Rolling Stones - Love You Live

Released in 1977 the Rolling Stones looked like a band heading for a breakup. Keith Richards and Mick Jagger were at loggerheads. They had major disagreements over which tracks to include on this double album record. In the end, the content was taken from tour dates in 1975 and 1976, plus a special gig at El Mocambo in Toronto in 1977. The latter gig had an album side allocated as the band went back to their blues roots. 

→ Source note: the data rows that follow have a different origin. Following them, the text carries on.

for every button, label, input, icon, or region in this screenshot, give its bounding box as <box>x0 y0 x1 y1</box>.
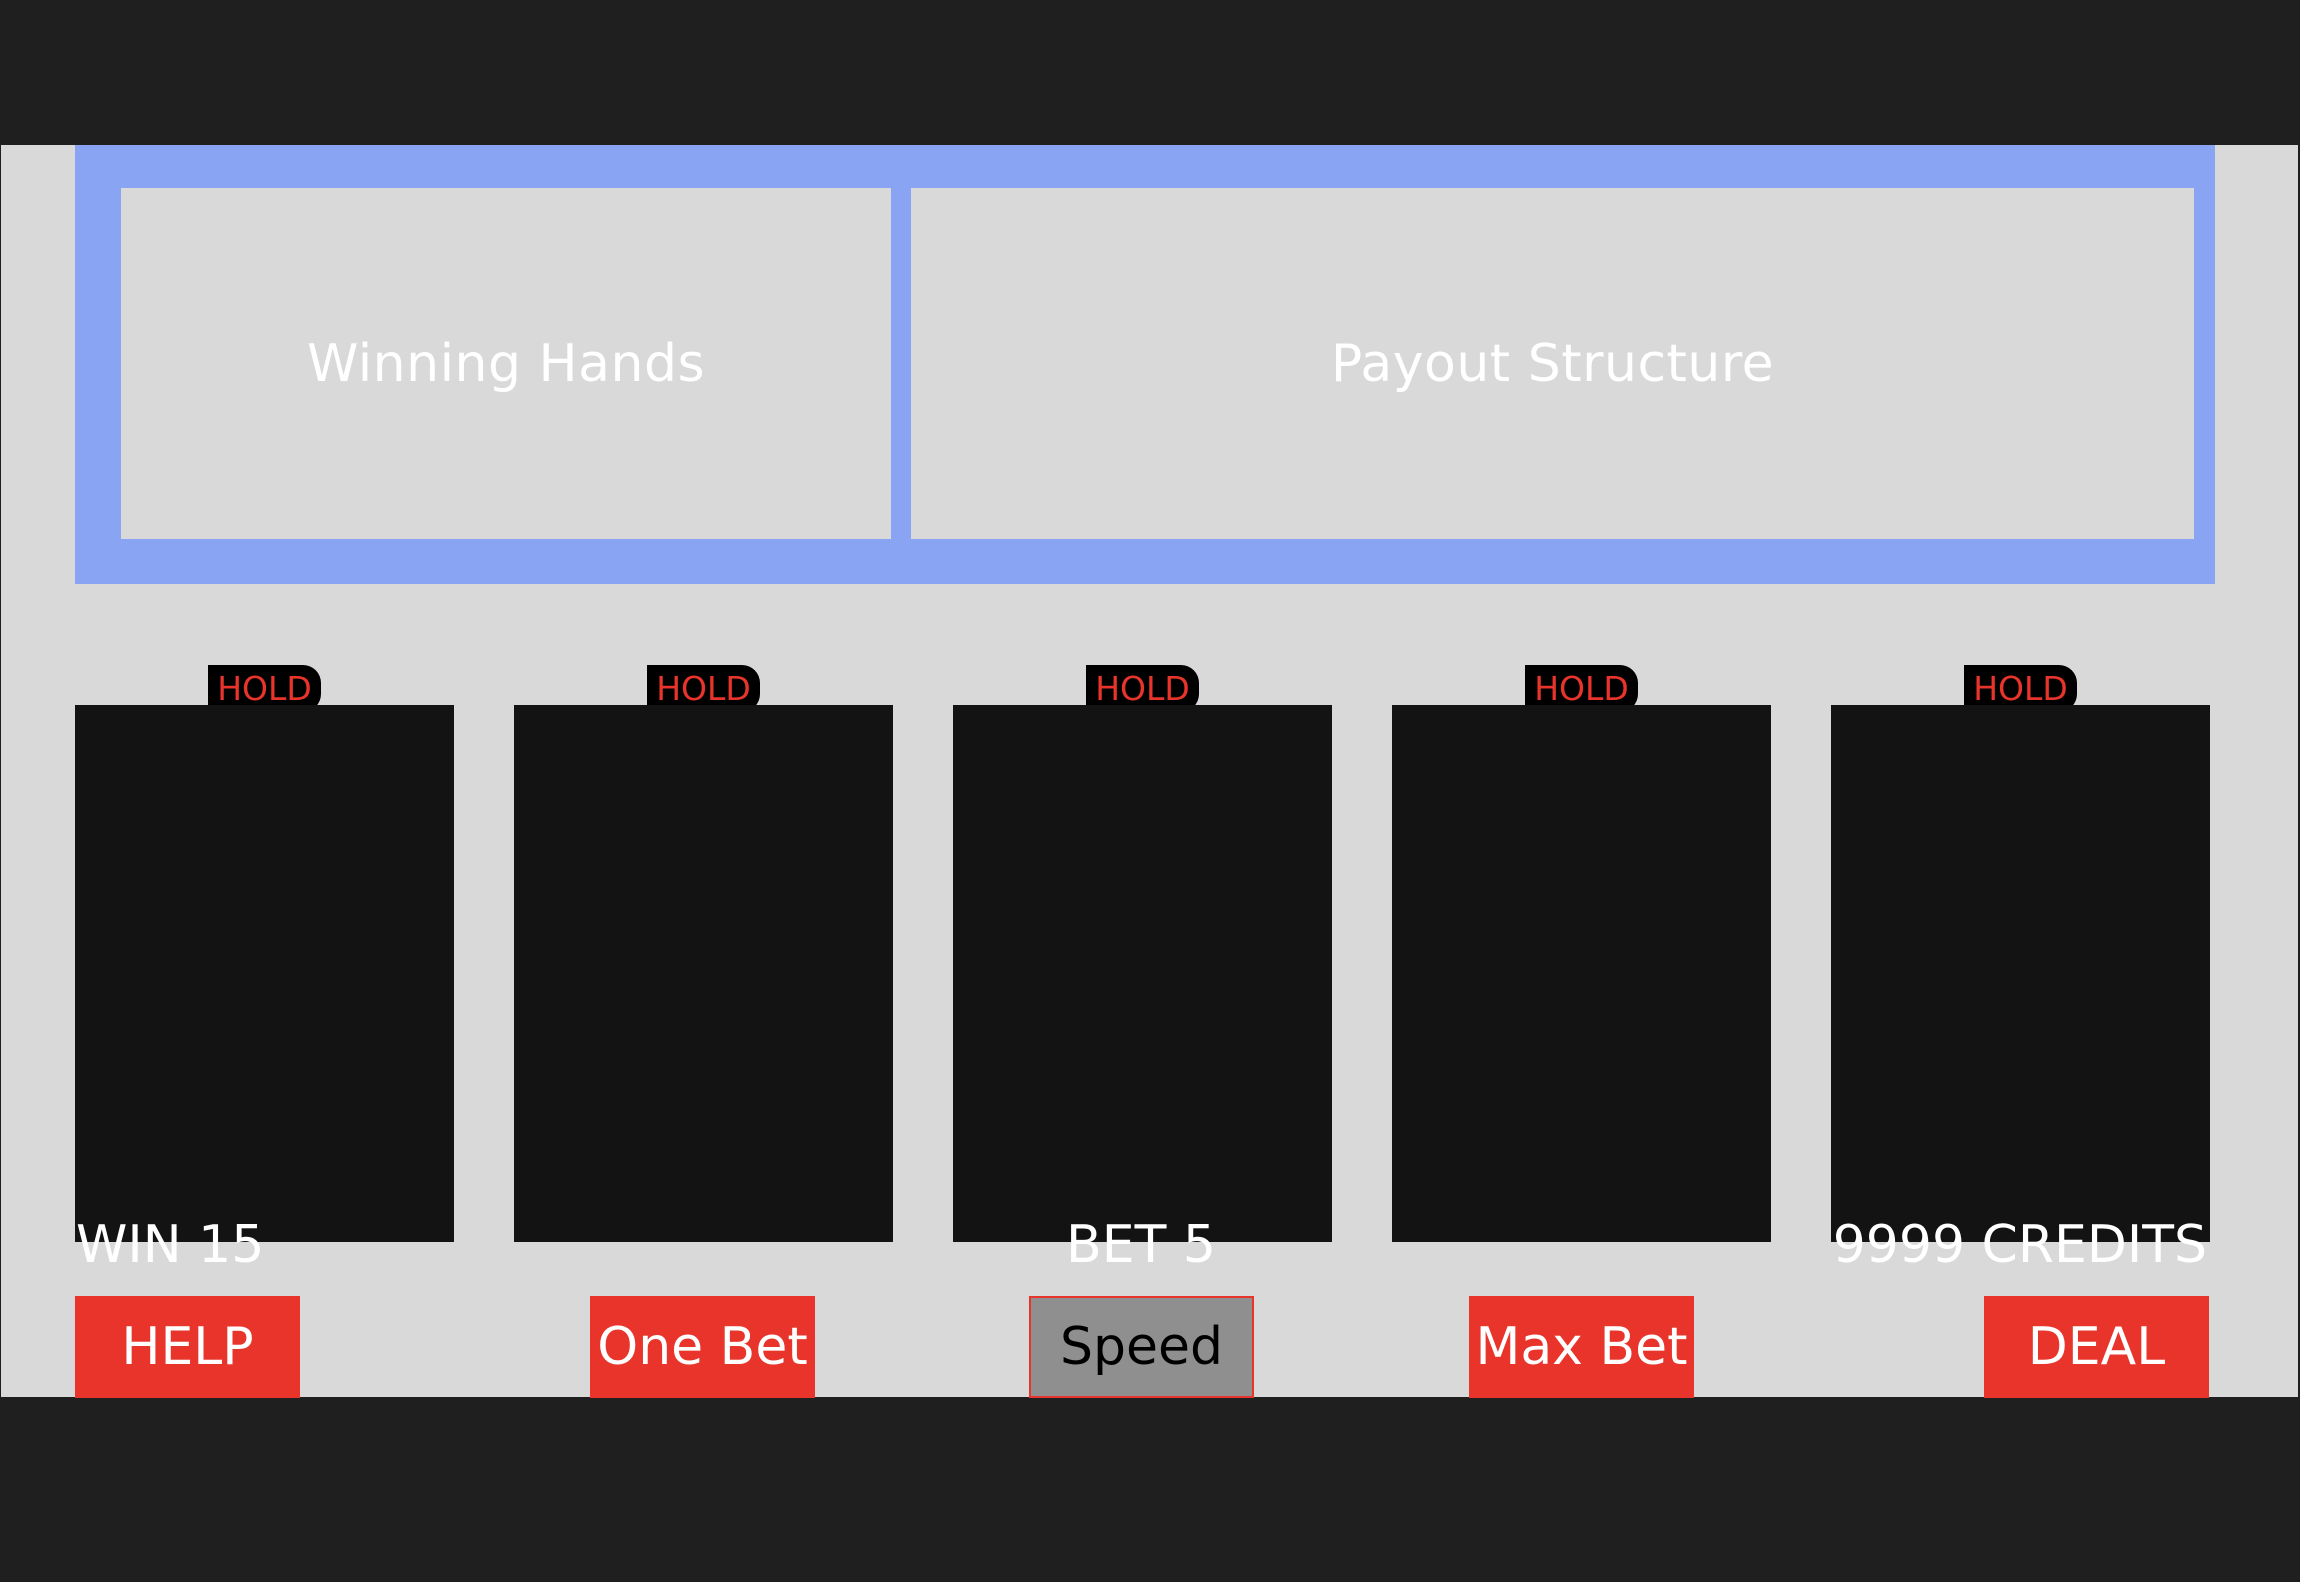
card-slot-5: HOLD <box>1831 665 2210 1242</box>
card[interactable] <box>1392 705 1771 1242</box>
bet-display: BET 5 <box>1066 1215 1216 1275</box>
max-bet-button[interactable]: Max Bet <box>1469 1296 1694 1398</box>
payout-structure-box[interactable]: Payout Structure <box>911 188 2194 539</box>
card[interactable] <box>514 705 893 1242</box>
deal-button[interactable]: DEAL <box>1984 1296 2209 1398</box>
payout-structure-label: Payout Structure <box>1330 333 1775 394</box>
speed-button[interactable]: Speed <box>1029 1296 1254 1398</box>
card[interactable] <box>1831 705 2210 1242</box>
card-slot-1: HOLD <box>75 665 454 1242</box>
one-bet-button[interactable]: One Bet <box>590 1296 815 1398</box>
winning-hands-box[interactable]: Winning Hands <box>121 188 891 539</box>
help-button[interactable]: HELP <box>75 1296 300 1398</box>
winning-hands-label: Winning Hands <box>306 333 706 394</box>
card-slot-2: HOLD <box>514 665 893 1242</box>
card-slot-4: HOLD <box>1392 665 1771 1242</box>
card-slot-3: HOLD <box>953 665 1332 1242</box>
card[interactable] <box>953 705 1332 1242</box>
card[interactable] <box>75 705 454 1242</box>
win-display: WIN 15 <box>76 1215 265 1275</box>
credits-display: 9999 CREDITS <box>1832 1215 2207 1275</box>
game-table: Winning Hands Payout Structure HOLD HOLD… <box>1 145 2298 1398</box>
paytable-panel: Winning Hands Payout Structure <box>75 145 2215 584</box>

They should have stuck with that theme or devoted more of the album to it. An extended version from El Mocambo released in 2022 is worth a visit, though. The rest of Love You Live reflects tired and sloppy performances that just don't hit the mark. It’s quite a thought to reflect that the band sounds far better on tour today than back then, well over 40 years ago, on this record. If you want to hear Mick and the rest live then Get Yer Ya-Ya’s Out!, or the later Live at the El Mocambo record, are the go-to’s.

10CC - Live And Let Live

It’s all about the timing of this 1977 album. Recorded in London and Manchester earlier that year, it reflected significant band lineup changes. Kevin Godley and Lol Creme had left the band in 1976. The new album Deceptive Bends came from the pens of Eric Stewart and Graham Gouldman. Live and Let Live featured that new album very heavily, all bar one song from it. That meant they left out many of the previous tunes from Godley and Creme. 

It’s an acceptable album with some good songs on it. But it's lacking the breadth the band had when they had four great songwriters in those two pairings. It also sounds slightly overproduced, reworked, overdubbed, and lacking some live rawness. This all makes you think how sad it is that they hadn’t been able to capture the band at their full-member prime a year or two earlier.